Taking care of myself was a task I looked forward to growing up. Out of all the things I wanted to do when I turned 18, attending to a specific form of self-care wasn’t one of them. Sure, Mom told me how to survive and taught me many valuable lessons, but she couldn’t provide what has been the most important for me. Seeking mental health therapy is ok.
There is absolutely no preparation for how intense therapy treatment can get. Of course, Mom was raised differently, and treatment may not have been an option for her or she believed it would not be useful. Even the word therapy makes her cringe from time to time.
But I slowly realized, I could be like Mom and decide to handle things on my own or take that leap into the unknown and have a complete stranger dissect my life. For me, denial and fear hold the same weight, heavy as hell. They are two of the most significant burdens I carry through life. But what was there to be afraid of?
Well, for starters, who wants to hear how fucked up they are? I’m sure no one will raise their hand because no one wants to hear about the flaws they possess, especially an unwanted opinion. No one wants to shine light on the negativity they produce and bring to the table with friends and relationships. People, in general, don’t like to hear what others think of them, valid or not, and therapy doesn’t make that feeling any easier to cope with. Not to mention, the process can make you question why the ones who love you let you live life as if you weren’t causing harm to yourself, them, or others.
Therapy flat out makes you deal with shit and stop placing it on the back burner but most importantly, to stop blaming other people for the results of your actions. For me, dealing with feelings and emotions of guilt because of lashing out is where this stranger was essential to my healing. My friends would want to fight me if I was brutally honest with them, which is all the more reason for me to go. I needed a reliable place I could be honest about myself and know I would always get honesty in return. Let’s be real, we don’t always tell our friends the honest truth they need to hear because we don’t want to lose the relationship. My growth could not begin until I realized I needed to be brutally honest with myself about where my life was headed.
When I started my therapy journey six years ago, I promised my growth and healing would be for me, no one else. I didn’t explain I was going to therapy to many people and didn’t plan on it. I knew as long as I wanted to change for myself, it would be the only way results would occur and stay forever. I vowed to be honest the first day I went. The most painful things, I was honest about. I couldn’t hide from myself anymore and continue to deny what I’ve been through. I always tell my son to be honest about his feelings, no matter what they are. I had to practice what I preached. My son is a part of my healing journey and he deserves an authentic relationship.
As a parent, no one is perfect. We give so much, but we miss out on explaining a lot as well. Had my mother opted to tell me her struggles, I might have understood more and responded differently in childhood and adulthood. But I respect her decision. As a mother, I choose the opposite for my son. My fear isn’t what this world has in store for him, my concern is him getting in his own way and not staying true to who he is. My other fear is him being trapped by his own brain.
These are fears I have no control over, and I have to accept how they are brought to the table. I will always have my son’s back, but I need him to see the importance of preserving his mental health. I need him to be aware of the ability that his mind can play tricks with his reality. I need him to have an outlet to be free. I could force therapy on him now, but I choose not to. I want him to make a decision by seeing the changes in my life because of treatment and decide if therapy is something he wants.

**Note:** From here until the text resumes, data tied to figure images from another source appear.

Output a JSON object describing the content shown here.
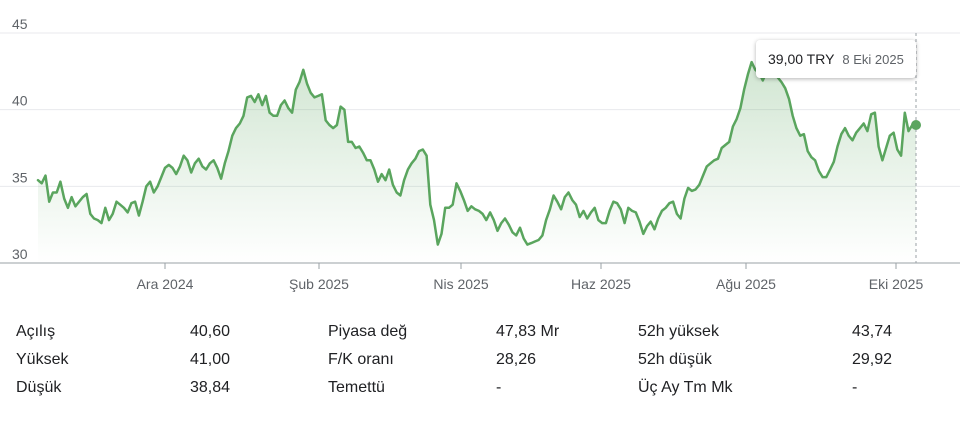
{
  "chart_data": {
    "type": "area",
    "yticks": [
      "30",
      "35",
      "40",
      "45"
    ],
    "ylim": [
      30,
      45
    ],
    "xticks": [
      "Ara 2024",
      "Şub 2025",
      "Nis 2025",
      "Haz 2025",
      "Ağu 2025",
      "Eki 2025"
    ],
    "line_color": "#5aa55e",
    "grid": true,
    "series": [
      {
        "values": [
          35.4,
          35.2,
          35.7,
          34.0,
          34.6,
          34.6,
          35.3,
          34.2,
          33.6,
          34.3,
          33.7,
          34.0,
          34.3,
          34.5,
          33.2,
          32.9,
          32.8,
          32.6,
          33.6,
          32.8,
          33.2,
          34.0,
          33.8,
          33.6,
          33.3,
          33.9,
          34.0,
          33.1,
          34.0,
          35.0,
          35.3,
          34.6,
          35.0,
          35.6,
          36.2,
          36.4,
          36.2,
          35.8,
          36.3,
          37.0,
          36.7,
          35.9,
          36.5,
          36.8,
          36.3,
          36.1,
          36.5,
          36.7,
          36.2,
          35.5,
          36.5,
          37.3,
          38.3,
          38.8,
          39.1,
          39.6,
          40.8,
          40.9,
          40.5,
          41.0,
          40.3,
          40.9,
          39.8,
          39.6,
          39.6,
          40.3,
          40.6,
          40.1,
          39.8,
          41.3,
          41.8,
          42.6,
          41.7,
          41.1,
          40.8,
          40.9,
          41.0,
          39.3,
          39.0,
          38.8,
          39.0,
          40.2,
          40.0,
          37.9,
          37.9,
          37.5,
          37.6,
          37.2,
          36.7,
          36.7,
          36.1,
          35.3,
          35.8,
          35.4,
          36.1,
          35.1,
          34.6,
          34.4,
          35.4,
          36.1,
          36.5,
          36.8,
          37.3,
          37.4,
          37.0,
          33.8,
          32.8,
          31.2,
          31.9,
          33.6,
          33.6,
          33.8,
          35.2,
          34.7,
          34.1,
          33.4,
          33.7,
          33.5,
          33.4,
          33.2,
          32.8,
          33.3,
          32.8,
          32.1,
          32.6,
          32.9,
          32.5,
          32.0,
          31.8,
          32.3,
          31.6,
          31.2,
          31.3,
          31.4,
          31.5,
          31.8,
          32.8,
          33.5,
          34.4,
          34.0,
          33.5,
          34.3,
          34.6,
          34.1,
          33.8,
          33.0,
          33.4,
          32.9,
          33.3,
          33.6,
          32.8,
          32.6,
          32.6,
          33.4,
          34.0,
          33.9,
          33.5,
          32.6,
          33.6,
          33.4,
          33.3,
          32.7,
          31.9,
          32.4,
          32.7,
          32.2,
          32.9,
          33.4,
          33.6,
          33.9,
          34.0,
          33.2,
          32.9,
          34.2,
          34.9,
          34.7,
          34.8,
          35.1,
          35.7,
          36.3,
          36.5,
          36.7,
          36.8,
          37.5,
          37.7,
          37.9,
          38.9,
          39.4,
          40.1,
          41.3,
          42.3,
          43.1,
          42.6,
          42.4,
          41.9,
          42.5,
          42.7,
          42.6,
          42.1,
          41.8,
          41.4,
          40.7,
          39.6,
          38.8,
          38.3,
          38.4,
          37.3,
          36.9,
          36.7,
          36.0,
          35.6,
          35.6,
          36.1,
          36.6,
          37.6,
          38.4,
          38.8,
          38.3,
          38.0,
          38.5,
          38.8,
          39.1,
          38.6,
          39.7,
          39.8,
          37.6,
          36.7,
          37.5,
          38.3,
          38.5,
          37.4,
          37.0,
          39.8,
          38.6,
          39.0,
          39.0
        ]
      }
    ],
    "tooltip": {
      "price": "39,00 TRY",
      "date": "8 Eki 2025"
    }
  },
  "stats": {
    "col1": [
      {
        "label": "Açılış",
        "value": "40,60"
      },
      {
        "label": "Yüksek",
        "value": "41,00"
      },
      {
        "label": "Düşük",
        "value": "38,84"
      }
    ],
    "col2": [
      {
        "label": "Piyasa değ",
        "value": "47,83 Mr"
      },
      {
        "label": "F/K oranı",
        "value": "28,26"
      },
      {
        "label": "Temettü",
        "value": "-"
      }
    ],
    "col3": [
      {
        "label": "52h yüksek",
        "value": "43,74"
      },
      {
        "label": "52h düşük",
        "value": "29,92"
      },
      {
        "label": "Üç Ay Tm Mk",
        "value": "-"
      }
    ]
  }
}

I want him assertive instead of passive or aggressive. I want him to see the benefits of things instead of the pain. I have a weekly appointment on Monday, at 5pm. It is my time to accept my wrongs from the previous week and find solutions without damaging friendships and my marriage. It is my time where I reflect on my behavior, deal with my pinned up emotions and work on being a better me.
Therapy provides a platform where I learn to forgive myself before I forgive others. I learn how to put myself first and deal with my feelings before worrying about the next persons. Therapy is where I feed my mind, body, and soul to accept things that I may not be ok with because they are out of my control. Most importantly, it’s where I recognize me, all of me. And know that everyone won’t understand me, but as long as I do, that’s what matters.
I keep a standing appointment every Monday, at 5pm. I start my week off with a clear mind, attitude, and heart. I set small goals to achieve throughout the week. Those small goals have built a foundation to help me stay on track and give me something to focus on which will benefit me in the long run.
Taking control of my mental health has been one of the hardest journeys I’ve ever dealt with, but it’s so worth it. It’s not for everyone, but it’s perfect for me. As I continue to heal, I will embark on this new path known as a “Resilient Lifestyle.”